The coalitions of PP and Ciudadanos in the governments of Madrid insist on general tax cuts despite the break that the pandemic has made in revenues. Three weeks after the regional president, Isabel Díaz Ayuso, confirm a tax reduction of personal income tax for all sections, the Madrid City Council also continues with its mandate roadmap to leave the Real Estate Tax to the minimum possible while warning of a drop in revenue of € 400 million, predicts that 2021 will be “worse” and asks the Ministry of Finance to allow it to spend the remaining treasury with the argument that “social services are at stake.”
The Financial Economic Plan approved this Tuesday in plenary session, and which will be presented to the Ministry of Finance to comply with the spending rule, reports a reduction of the IBI from 0.479 to 0.453 in 2021. “This relief in the tax burden has its realization in a new reduction of the tax rate of the IBI from 0.479 to 0.453 percent and that is expected to continue in a staggered manner until the general rate is placed at 0.4 percent at the end of the legislature, “says the document. Until now, the mayor, José Luis Martínez-Almeida, had not been clear about the size of the next tax cut and had advanced that it would focus at least on the most affected sectors.
The councilor for the Treasury, Engracia Hidalgo, has specified that the plan has been drawn up in a scenario of “significant uncertainty in terms of income.” “Our electoral commitment is to lower taxes but we have to match it with facing the drop in income,” she said. Municipal sources underline that “there are circumstances that can disrupt the forecasts and projections included in the document.” The pact signed between the PP and Vox that allowed the inauguration of the mayor commits the municipal government to lower the IBI to the legal minimum. The extreme right finds in taxes one of its main ways of putting pressure on governments: it has already overthrown in the Community of Madrid the first decree of Ayuso tax cuts.

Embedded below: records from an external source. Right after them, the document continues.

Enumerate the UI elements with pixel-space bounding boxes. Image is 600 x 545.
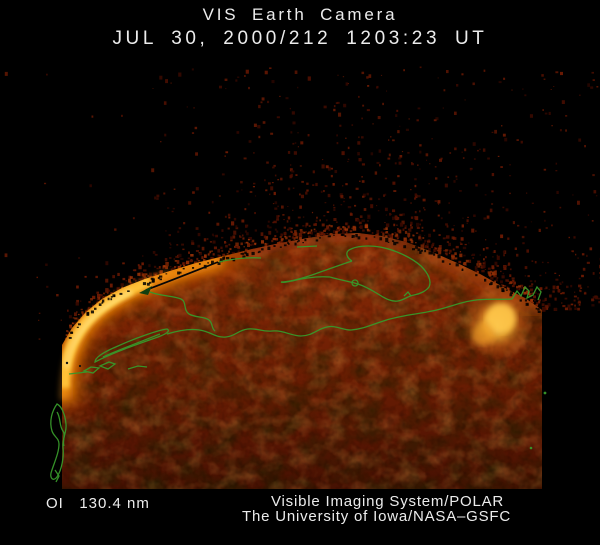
earth-disc [62,233,542,489]
page-title: VIS Earth Camera [202,5,398,24]
coastline-island-lowerleft [50,403,67,480]
map-dot [543,391,547,395]
coastline-islet [82,366,101,374]
coastline-segment [149,291,216,332]
coastline-segment [218,257,262,263]
coastline-segment [280,276,331,284]
map-dot [529,446,533,450]
dark-dot [78,364,82,368]
arrowhead-marker [139,286,152,295]
coastline-segment [56,411,65,447]
limb-crest-glow [222,233,411,264]
coastline-wiggle [403,291,412,297]
right-limb-glow [425,240,542,320]
credit-line-2: The University of Iowa/NASA–GSFC [242,508,512,525]
dark-dot [65,361,69,365]
timestamp: JUL 30, 2000/212 1203:23 UT [112,28,488,49]
coastline-main [166,298,513,338]
coastline-segment [102,333,161,358]
credit-line-1: Visible Imaging System/POLAR [271,493,505,510]
coastline-wiggle [351,279,359,287]
coastline-segment [296,245,318,248]
coastline-zigzag [511,285,542,301]
coastline-islet [98,361,117,370]
coastline-island [94,328,170,364]
coastline-segment [127,365,148,370]
aurora-spot-right [461,288,533,360]
coastline-island-loop [329,245,431,302]
terminator-line [65,261,219,368]
coastline-segment [68,371,88,375]
wavelength-label: OI 130.4 nm [46,495,150,512]
coastline-segment [54,469,60,483]
noise-speckles [4,66,600,341]
coastline-overlay [50,245,547,483]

The Consistory led by PP and Ciudadanos has had to approve its first budget adjustment plan – as the Treasury forced the Manuela Carmena corporation to do, who came to intervene the accounts generating an unprecedented crisis in the municipal government – after verifying a breach of the spending rule in 254.3 million euros. The document marks the path to return to stability but it will not be until the budgets for 2021 are known when it will be possible to specify what cuts the municipal government of José Luis Martínez-Almeida makes.
The plan has gone ahead with the favorable votes of PP, Ciudadanos and Vox. More Madrid and the PSOE have rejected the document due to the forecast of lower taxes. Councilor Jorge García Castaño (Más Madrid) lamented that the tax cut “will aggravate the fall in income that has occurred.” “It seems that the aid from the central government is financing the tax cuts of the regional and municipal government,” added García Castaño, very critical, like the PSOE, with the “linear declines” without addressing other criteria such as income or property . “We are not going to be accomplices of their tax cuts to those who have more. Never, but now less,” snapped the socialist mayor Enma López.
In the same session, the Plenary also approved the 2019 Consistory General Account, which reveals a remainder in 2019 in local accounts of 1,263 million euros. This account reflects the management of the Government of Carmena, in the first semester, and of Martínez-Almeida, during the second. “It reveals that the management in 2019 has been good,” said the delegate of the Treasury, who added that “the balance sheet shows a net worth of 26,696 million, 3.5 percent more than in 2018.”